Tagungspräsident Prof. em. Edwin Lenz aus Kiliansroda eröffnete den Vortragsreigen mit epidemiologischen Daten zum Zahnverlust im höheren Lebensalter. Lediglich zwei von 1.000 alten Patienten tragen Implantatprothetik, diese Zahlen verdeutlichen das große Potenzial unseres Tuns. Der Referent rief die Zahnärzteschaft auf, die Implantologie stärker denn je als integralen Bestandteil einer befundorientierten Prothetik konsequent weiterzuentwickeln. Dr. Stefan Wentaschek (Mainz) präsentierte aktuelle Behandlungsstrategien bei zahnlosem Kiefer. Nach exakter Befunderhebung sollten die individuell subjektiven und objektiven Voraussetzungen der Patienten bei der Therapieauswahl Berücksichtigung finden. Unter dem Motto „Teamwork in der Totalprothetik“ stellten Dr. Volker Ulrici und ZTM Walter Böthel aus Leipzig die Systematik einer systemorientierten Totalprothetik vor, mit der einerseits eine konservative Totalprothetik optimierbar ist, andererseits für die Ankopplung auf Implantaten optimierte Voraussetzungen geschaffen werden können und mit der beide im Team sehr erfolgreich sind.
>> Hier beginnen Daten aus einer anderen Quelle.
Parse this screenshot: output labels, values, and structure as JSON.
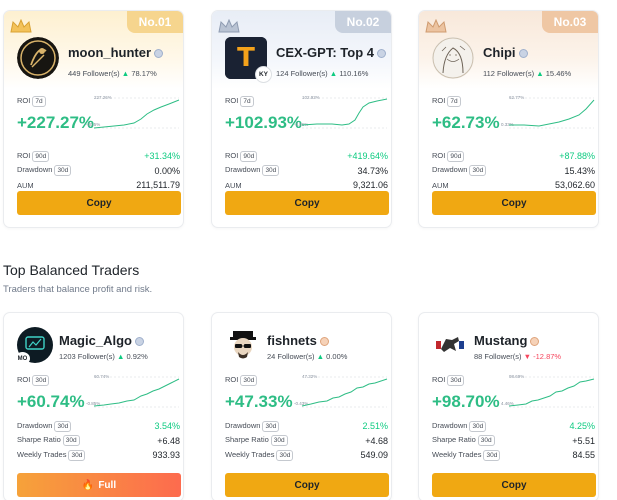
{
  "top_traders": [
    {
      "rank": "No.01",
      "name": "moon_hunter",
      "followers": "449 Follower(s)",
      "follow_change": "78.17%",
      "roi_label": "ROI",
      "roi_period": "7d",
      "roi": "+227.27%",
      "spark_max": "227.26%",
      "spark_min": "-20.5%",
      "stats": [
        {
          "label": "ROI",
          "period": "90d",
          "value": "+31.34%",
          "positive": true
        },
        {
          "label": "Drawdown",
          "period": "30d",
          "value": "0.00%",
          "positive": false
        },
        {
          "label": "AUM",
          "period": "",
          "value": "211,511.79",
          "positive": false
        }
      ],
      "button": "Copy"
    },
    {
      "rank": "No.02",
      "name": "CEX-GPT: Top 4",
      "followers": "124 Follower(s)",
      "follow_change": "110.16%",
      "roi_label": "ROI",
      "roi_period": "7d",
      "roi": "+102.93%",
      "spark_max": "102.93%",
      "spark_min": "-3.86%",
      "stats": [
        {
          "label": "ROI",
          "period": "90d",
          "value": "+419.64%",
          "positive": true
        },
        {
          "label": "Drawdown",
          "period": "30d",
          "value": "34.73%",
          "positive": false
        },
        {
          "label": "AUM",
          "period": "",
          "value": "9,321.06",
          "positive": false
        }
      ],
      "button": "Copy",
      "avatar_text": "T",
      "avatar_badge": "KY"
    },
    {
      "rank": "No.03",
      "name": "Chipi",
      "followers": "112 Follower(s)",
      "follow_change": "15.46%",
      "roi_label": "ROI",
      "roi_period": "7d",
      "roi": "+62.73%",
      "spark_max": "62.77%",
      "spark_min": "0.33%",
      "stats": [
        {
          "label": "ROI",
          "period": "90d",
          "value": "+87.88%",
          "positive": true
        },
        {
          "label": "Drawdown",
          "period": "30d",
          "value": "15.43%",
          "positive": false
        },
        {
          "label": "AUM",
          "period": "",
          "value": "53,062.60",
          "positive": false
        }
      ],
      "button": "Copy"
    }
  ],
  "section": {
    "title": "Top Balanced Traders",
    "subtitle": "Traders that balance profit and risk."
  },
  "balanced_traders": [
    {
      "name": "Magic_Algo",
      "followers": "1203 Follower(s)",
      "follow_change": "0.92%",
      "follow_dir": "up",
      "roi_label": "ROI",
      "roi_period": "30d",
      "roi": "+60.74%",
      "spark_max": "60.74%",
      "spark_min": "-0.85%",
      "stats": [
        {
          "label": "Drawdown",
          "period": "30d",
          "value": "3.54%",
          "positive": true
        },
        {
          "label": "Sharpe Ratio",
          "period": "30d",
          "value": "+6.48",
          "positive": false
        },
        {
          "label": "Weekly Trades",
          "period": "30d",
          "value": "933.93",
          "positive": false
        }
      ],
      "button": "Full",
      "avatar_badge": "MO"
    },
    {
      "name": "fishnets",
      "followers": "24 Follower(s)",
      "follow_change": "0.00%",
      "follow_dir": "up",
      "roi_label": "ROI",
      "roi_period": "30d",
      "roi": "+47.33%",
      "spark_max": "47.32%",
      "spark_min": "-0.43%",
      "stats": [
        {
          "label": "Drawdown",
          "period": "30d",
          "value": "2.51%",
          "positive": true
        },
        {
          "label": "Sharpe Ratio",
          "period": "30d",
          "value": "+4.68",
          "positive": false
        },
        {
          "label": "Weekly Trades",
          "period": "30d",
          "value": "549.09",
          "positive": false
        }
      ],
      "button": "Copy"
    },
    {
      "name": "Mustang",
      "followers": "88 Follower(s)",
      "follow_change": "-12.87%",
      "follow_dir": "down",
      "roi_label": "ROI",
      "roi_period": "30d",
      "roi": "+98.70%",
      "spark_max": "98.69%",
      "spark_min": "4.46%",
      "stats": [
        {
          "label": "Drawdown",
          "period": "30d",
          "value": "4.25%",
          "positive": true
        },
        {
          "label": "Sharpe Ratio",
          "period": "30d",
          "value": "+5.51",
          "positive": false
        },
        {
          "label": "Weekly Trades",
          "period": "30d",
          "value": "84.55",
          "positive": false
        }
      ],
      "button": "Copy"
    }
  ],
  "colors": {
    "accent": "#f0a812",
    "positive": "#0ecb81",
    "negative": "#f6465d",
    "full_gradient_start": "#f6a23a",
    "full_gradient_end": "#fd6b4e"
  }
}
Laut Prof. Ingrid Grunert (Innsbruck) werden in Deutschland 1 Million Totalprothesen und 60 Tonnen Prothesenhaftvermittler pro Jahr produziert. Der Hinweis, dass neben der Verbreitung von Übergewichtigkeit auch Mangelernährung von betagten Senioren infolge schlecht funktionierender Prothesen in unseren Breitengraden ein Thema ist, hat nicht nur den Autor dieses Kongressberichts nachdenklich gestimmt. Wir sind aufgerufen, uns mit den sehr vielschichtigen Aspekten der Gerostomatologie zu befassen, um unsere älteren, alten und sehr alten Patienten, individuell abgestimmt und geeignet versorgen zu können.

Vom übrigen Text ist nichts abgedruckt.